鴾(松森胤保「両羽博物図譜」より)
[やぶちゃん注:画像は酒田市立図書館公式サイト内の「両羽博物図譜の世界」のものを用い、トリミングや補正は一切行っていない。この図の前頁に松森胤保による解説が載る(リンク先は同図書館の当該頁の画像)ので、本図の上部の箇所も含め、以下に翻刻した。但し、同サイトでは前頁部分については、新字で電子化翻刻がなされているので、それを加工用(口幅ったいが、私には私なりの電子化ポリシーがあり、訓読も私の解釈に従って行っている)に使用させて貰った。]

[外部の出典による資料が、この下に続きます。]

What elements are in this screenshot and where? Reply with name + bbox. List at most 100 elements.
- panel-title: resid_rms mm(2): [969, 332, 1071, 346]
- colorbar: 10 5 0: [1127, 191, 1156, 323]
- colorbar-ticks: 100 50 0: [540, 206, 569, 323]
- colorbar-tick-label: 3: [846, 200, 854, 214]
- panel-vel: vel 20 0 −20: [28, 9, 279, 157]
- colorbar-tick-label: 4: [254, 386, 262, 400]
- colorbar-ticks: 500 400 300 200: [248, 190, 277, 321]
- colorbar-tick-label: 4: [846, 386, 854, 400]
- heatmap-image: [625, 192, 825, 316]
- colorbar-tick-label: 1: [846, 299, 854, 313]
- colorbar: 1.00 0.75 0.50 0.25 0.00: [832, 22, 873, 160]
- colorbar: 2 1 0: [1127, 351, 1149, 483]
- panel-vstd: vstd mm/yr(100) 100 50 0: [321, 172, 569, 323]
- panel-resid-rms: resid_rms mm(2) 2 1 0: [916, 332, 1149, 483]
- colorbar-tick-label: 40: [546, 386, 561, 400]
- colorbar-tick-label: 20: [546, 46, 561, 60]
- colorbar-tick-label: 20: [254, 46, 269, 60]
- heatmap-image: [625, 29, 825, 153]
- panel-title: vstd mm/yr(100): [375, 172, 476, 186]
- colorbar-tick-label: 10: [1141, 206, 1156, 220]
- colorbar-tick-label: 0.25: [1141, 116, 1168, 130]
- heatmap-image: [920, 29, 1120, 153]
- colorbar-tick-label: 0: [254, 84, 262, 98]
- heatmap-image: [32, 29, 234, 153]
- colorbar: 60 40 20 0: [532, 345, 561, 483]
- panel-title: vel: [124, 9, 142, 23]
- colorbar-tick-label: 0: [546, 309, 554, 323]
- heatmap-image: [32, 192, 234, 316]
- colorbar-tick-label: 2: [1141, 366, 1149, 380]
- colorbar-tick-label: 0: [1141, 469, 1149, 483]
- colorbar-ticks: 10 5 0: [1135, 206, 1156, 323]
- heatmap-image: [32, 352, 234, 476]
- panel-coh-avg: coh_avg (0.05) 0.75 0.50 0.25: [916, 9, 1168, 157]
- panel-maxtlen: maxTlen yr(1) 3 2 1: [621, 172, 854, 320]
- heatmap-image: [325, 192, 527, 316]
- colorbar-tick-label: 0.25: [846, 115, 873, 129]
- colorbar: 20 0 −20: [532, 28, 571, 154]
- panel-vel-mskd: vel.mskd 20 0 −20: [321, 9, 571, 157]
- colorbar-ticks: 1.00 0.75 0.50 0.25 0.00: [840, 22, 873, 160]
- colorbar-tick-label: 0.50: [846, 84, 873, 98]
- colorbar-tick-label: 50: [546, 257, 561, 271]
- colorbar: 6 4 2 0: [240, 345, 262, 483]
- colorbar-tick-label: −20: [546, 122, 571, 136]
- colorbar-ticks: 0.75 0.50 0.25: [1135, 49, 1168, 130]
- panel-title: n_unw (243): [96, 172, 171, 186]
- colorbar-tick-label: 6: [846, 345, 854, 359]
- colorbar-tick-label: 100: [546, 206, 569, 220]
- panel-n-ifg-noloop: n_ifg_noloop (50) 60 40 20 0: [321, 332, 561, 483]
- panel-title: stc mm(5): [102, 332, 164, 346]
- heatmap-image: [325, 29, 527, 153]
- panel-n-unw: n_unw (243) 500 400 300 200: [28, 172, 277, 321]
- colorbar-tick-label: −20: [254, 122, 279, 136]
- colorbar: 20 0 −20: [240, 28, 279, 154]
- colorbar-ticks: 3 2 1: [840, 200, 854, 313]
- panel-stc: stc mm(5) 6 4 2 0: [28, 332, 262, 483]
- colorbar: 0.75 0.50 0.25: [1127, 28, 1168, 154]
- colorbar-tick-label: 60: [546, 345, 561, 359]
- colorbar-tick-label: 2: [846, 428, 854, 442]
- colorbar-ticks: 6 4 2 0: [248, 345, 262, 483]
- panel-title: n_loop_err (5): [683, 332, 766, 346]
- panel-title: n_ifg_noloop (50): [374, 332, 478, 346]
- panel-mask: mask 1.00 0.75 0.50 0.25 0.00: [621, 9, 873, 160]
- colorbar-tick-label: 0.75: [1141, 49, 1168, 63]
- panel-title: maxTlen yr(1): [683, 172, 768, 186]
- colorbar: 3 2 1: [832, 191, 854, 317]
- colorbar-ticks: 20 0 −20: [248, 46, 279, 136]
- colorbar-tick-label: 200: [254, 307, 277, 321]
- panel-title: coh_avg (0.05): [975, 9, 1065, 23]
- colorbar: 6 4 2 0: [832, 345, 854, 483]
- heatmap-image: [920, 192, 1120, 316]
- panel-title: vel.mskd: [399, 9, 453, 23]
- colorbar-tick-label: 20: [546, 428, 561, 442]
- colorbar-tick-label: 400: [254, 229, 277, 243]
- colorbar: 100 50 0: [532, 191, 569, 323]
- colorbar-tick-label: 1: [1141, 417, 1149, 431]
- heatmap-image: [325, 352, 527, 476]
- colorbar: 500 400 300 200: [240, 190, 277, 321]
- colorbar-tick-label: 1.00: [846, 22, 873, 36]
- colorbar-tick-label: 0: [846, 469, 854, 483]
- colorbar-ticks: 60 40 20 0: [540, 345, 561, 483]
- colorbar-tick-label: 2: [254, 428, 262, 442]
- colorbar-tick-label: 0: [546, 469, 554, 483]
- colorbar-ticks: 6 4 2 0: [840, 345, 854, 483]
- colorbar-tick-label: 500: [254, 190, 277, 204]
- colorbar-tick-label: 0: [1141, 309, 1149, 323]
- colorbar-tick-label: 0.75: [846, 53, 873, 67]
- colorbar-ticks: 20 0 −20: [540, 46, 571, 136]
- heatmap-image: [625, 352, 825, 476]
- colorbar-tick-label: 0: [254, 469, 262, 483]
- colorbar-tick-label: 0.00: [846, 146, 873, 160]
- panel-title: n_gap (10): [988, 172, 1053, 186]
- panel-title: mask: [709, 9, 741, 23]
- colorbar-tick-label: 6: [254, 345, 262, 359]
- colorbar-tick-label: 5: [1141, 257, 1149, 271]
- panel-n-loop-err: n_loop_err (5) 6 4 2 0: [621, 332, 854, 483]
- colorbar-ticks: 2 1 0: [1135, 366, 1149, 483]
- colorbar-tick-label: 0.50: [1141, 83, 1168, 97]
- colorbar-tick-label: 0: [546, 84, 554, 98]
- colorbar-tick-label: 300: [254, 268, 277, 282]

□翻刻1(原典のまま。【 】は二行割注。「霍」の字は「鶴」の異体字で、原典表記に一番近いと判じてそれで示した。最初の標題は原典では第一行は二字下げであるが、ブログのブラウザの不具合を考えて三行は引き上げてある)
鴾屬【鴾ハ古ノ俗字トス】 鸛霍部屬別之第三屬
鴾類 鴾(トキ)屬類別之其一類
鳭(トキ)種 鴾類種別之其一種
鴾屬朱鷺ニ作テ通用ス大サ大鷺ノ如シ然トモ
嘴翼大ニ其法ヲ異ニシ鷺觜直鋭鳭(トキ)觜弯弱鷺羽
大重鳭(トキ)羽小捷且霍ハ飛時首足ヲ延ヘ鷺ハ足ヲ
延ヘテ首ヲ疊ミ鳭ハ首ヲ延ベテ足ヲ疊ム啼声ダ
ヲーダヲート云カ如シ故俗又ダヲ又ドート云
春初百鳥ニ先テ來松樹ニ巢冬初去若鳥羽白ク
後ニ美ナリ肉血腥【或紅霍又鳭(チヤウ)又鴾又唐鳥(トウカラス)又ドウカラス
又桃花鳥又私記(トキ)又豆木(トキ)又登木等ニ作】
《改頁(上記画像部)》
鳭(トキ《右ルビ》/ドウ《左ルビ》)【明治十二年四月十三日】
重
長
幅
觜
足
一見而㒵怪物ノ如シ
田畔ニ遊ヒ丘蚓等ヲ
獲レハ洗テ食フト云フ
水田ニ獵シ山林ニ宿シ松樹
ヲ好ンテ之ニ巢フ
□翻刻2(概ね、カタカナをひらがなとし、句読点・記号等を添え、送り仮名の一部を推定で本文に出し、一部に推定で〔 〕で読みを歴史的仮名遣で附し、一部に読み易さを考えて[ ]で語句を添え、一部を連続させた。「如し」は漢文訓読法に従い、平仮名とした)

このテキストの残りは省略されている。